Los medios de comunicación de masas hicieron posible la democracia, pero también contribuyeron a la forja de regímenes dictatoriales. Antes del telégrafo y la radio, un régimen totalitario a gran escala era imposible: había límites tecnológicos para que una autocracia pudiese convertirse en totalitaria. Una avanzada inteligencia artificial sería el sueño de todo tirano totalitario: por un lado, una AI puede procesar grandes cantidades de información de manera eficiente (de hecho, cuanto más se alimenta de datos, más eficiente es); por otro lado, le permitiría un control casi absoluto de su población. Pero podría volverse en contra del Hitler o Stalin de turno. 

Harari pone al respecto, tomando el caso de Rusia, un interesante ejemplo de desalineamiento entre una IA y sus creadores. El régimen de Putin es un sistema autoritario donde los opositores son encarcelados y sufren accidentes, se violan sistemáticamente los derechos humanos y se persigue al colectivo LGTBI, pero la Constitución de la Federación Rusa es un impecable texto democrático. Una IA entrenada para defender los valores rusos podría deducir, a la vista de la incongruencia entre la realidad y lo que está escrito, que Putin está atacando esos valores. Y, en consecuencia, comunicarlo a la ciudadanía y ponerse a la labor de deponerlo. Todo ello, investida de un gran poder y sin temor a represalia alguna: no se puede torturar ni encarcelar a una IA, si acaso apagarla.

En la guerra fría tuvimos la sabiduría necesaria para evitar un desastre gracias a la doctrina de la destrucción mutua asegurada, que posibilitó la cooperación entre las entonces superpotencias norteamericana y soviética. A estas alturas del siglo XXI, la situación es más peligrosa porque una inteligencia artificial avanzada no es un objeto pasivo como una bomba atómica sino una entidad con agencia, capaz de perseguir objetivos y tomar decisiones por sí misma. Las tablillas de arcilla, las imprentas y las radios son meros conectores entre miembros de una red de información, limitándose a distribuir entre ellos los flujos informativos, pero una IA es un miembro activo más de esa red. Con la capacidad, como nosotros los Homo sapiens gracias al lenguaje, de crear realidades intersubjetivas como una religión. Y también de interpretarlas por sí misma sin el concurso de los humanos.

Harari se detiene a analizar los efectos perversos de algoritmos como los de Facebook, que están diseñados para promover ante todo las interacciones (visitas y likes) de los usuarios.

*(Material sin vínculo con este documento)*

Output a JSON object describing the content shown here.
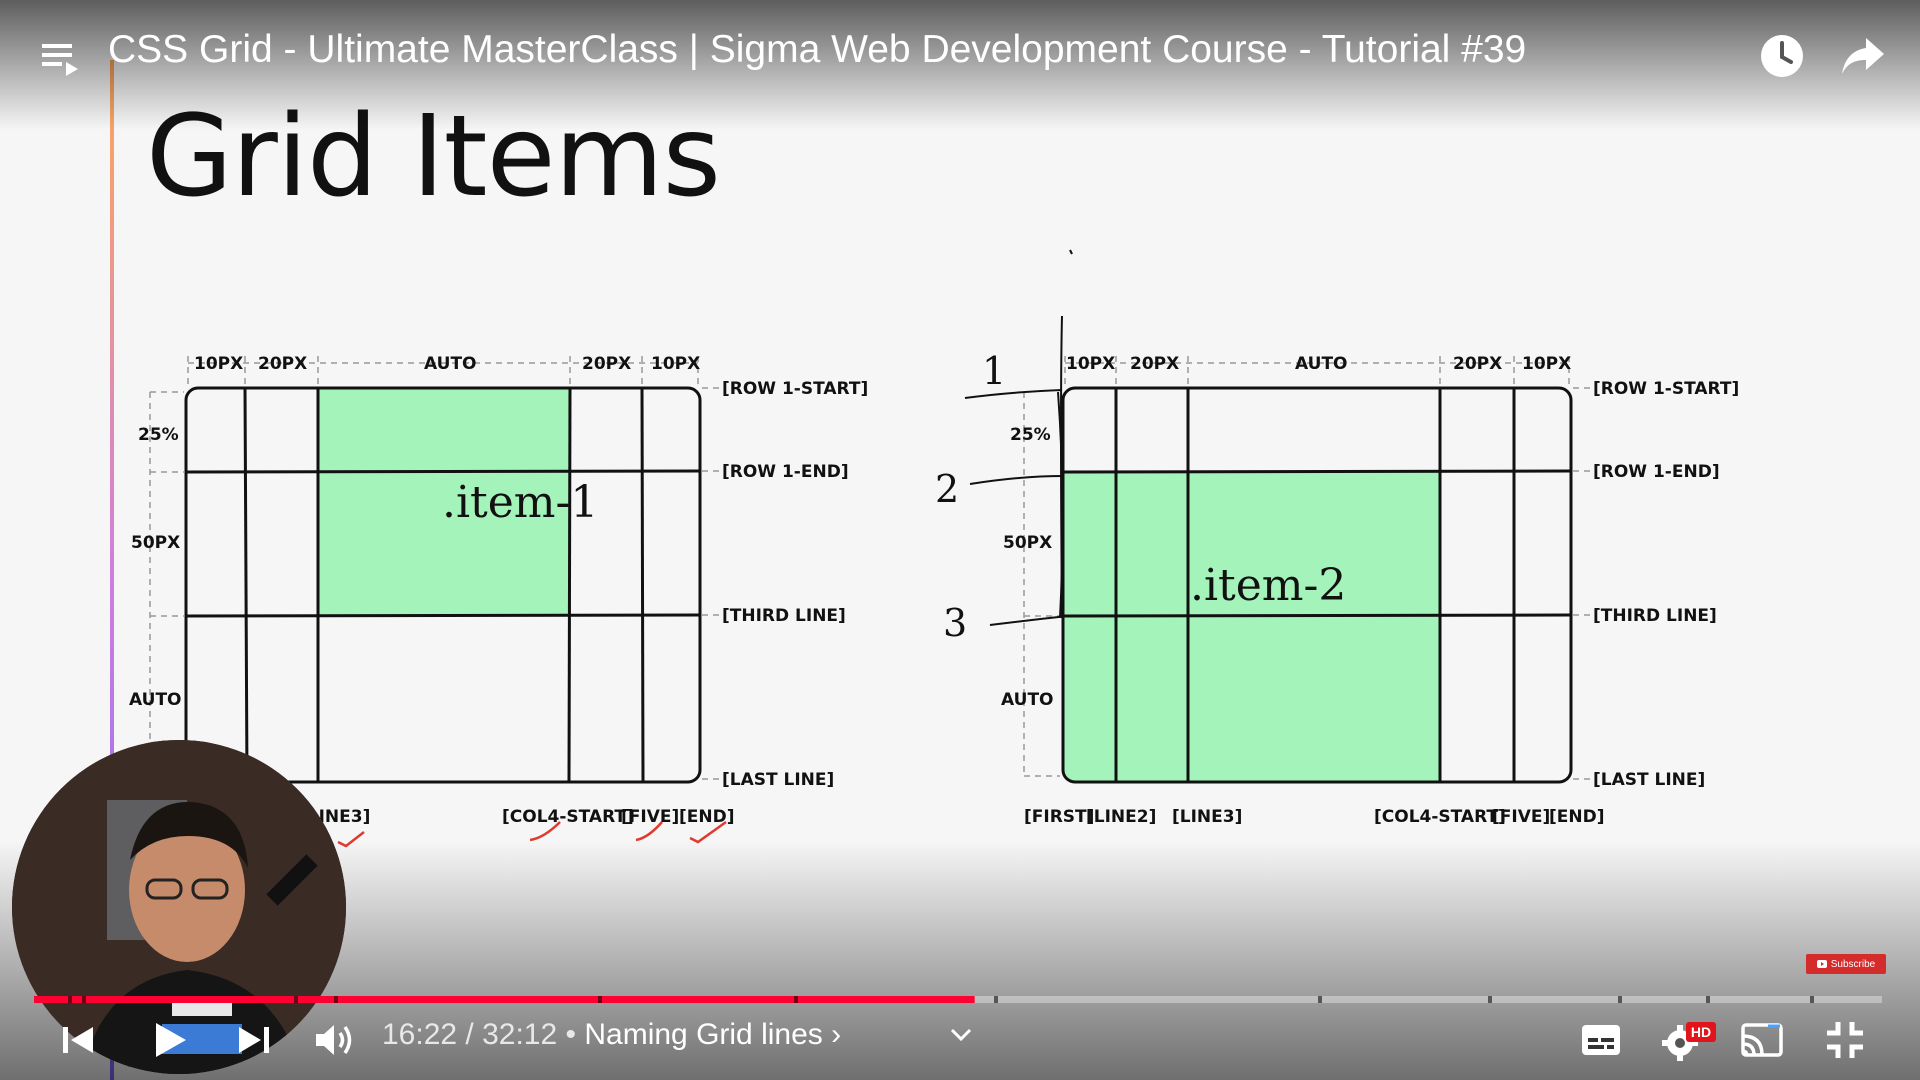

Nos pone el ejemplo de Myanmar, escenario en 2016 y 2017 de la persecución y matanzas de una etnia minoritaria de religión musulmana: los rohingya. A los usuarios birmanos de Facebook les aparecían a diario en su aplicación vídeos en los que se incitaba al odio contra esa minoría, ya que esos contenidos son mucho más virales que otros más discretos, moderados o juiciosos. Facebook fue pues corresponsable involuntario de esos trágicos sucesos. Lo cierto es que las redes sociales, en buena medida por culpa de los algoritmos que emplean, se han convertido en plataformas para incitar al odio y propagar la desinformación y la conspiranoia. El historiador israelí tiene claro que para preservar una conversación democrática es necesaria una regulación: un mercado de la información completamente libre nunca producirá verdad y orden de manera espontánea.

Shane Legg, un prominente científico de Google, daba hace poco un 50% de probabilidades al logro de una Inteligencia Artificial General (AGI, en inglés) antes de tres años. Y entre un 5 y un 50% a nuestra extinción como especie justo un año después. En no mucho tiempo veremos signos inequívocos de por qué camino tiraremos finalmente. Si lo hacemos bien, será legítimo esperanzarnos con los escenarios que nos adelantan optimistas inveterados como el gurú tecnológico Ray Kurzweil (abanderado de la singularidad) y sobrevenidos como el filósofo Nick Bostrom (que en 2014 ya nos asustaba con su Superinteligencia: caminos, peligros, estrategias), quien en su último ensayo Deep Utopia nos invita a soñar con un mundo donde todas las necesidades estarán resueltas sin esfuerzo y podremos aventurarnos en un vasto espacio inexplorado de posibles experiencias. Bostrom sugiere que algunas de estas pueden "valer la pena en un grado que supera nuestros sueños y fantasías más salvajes".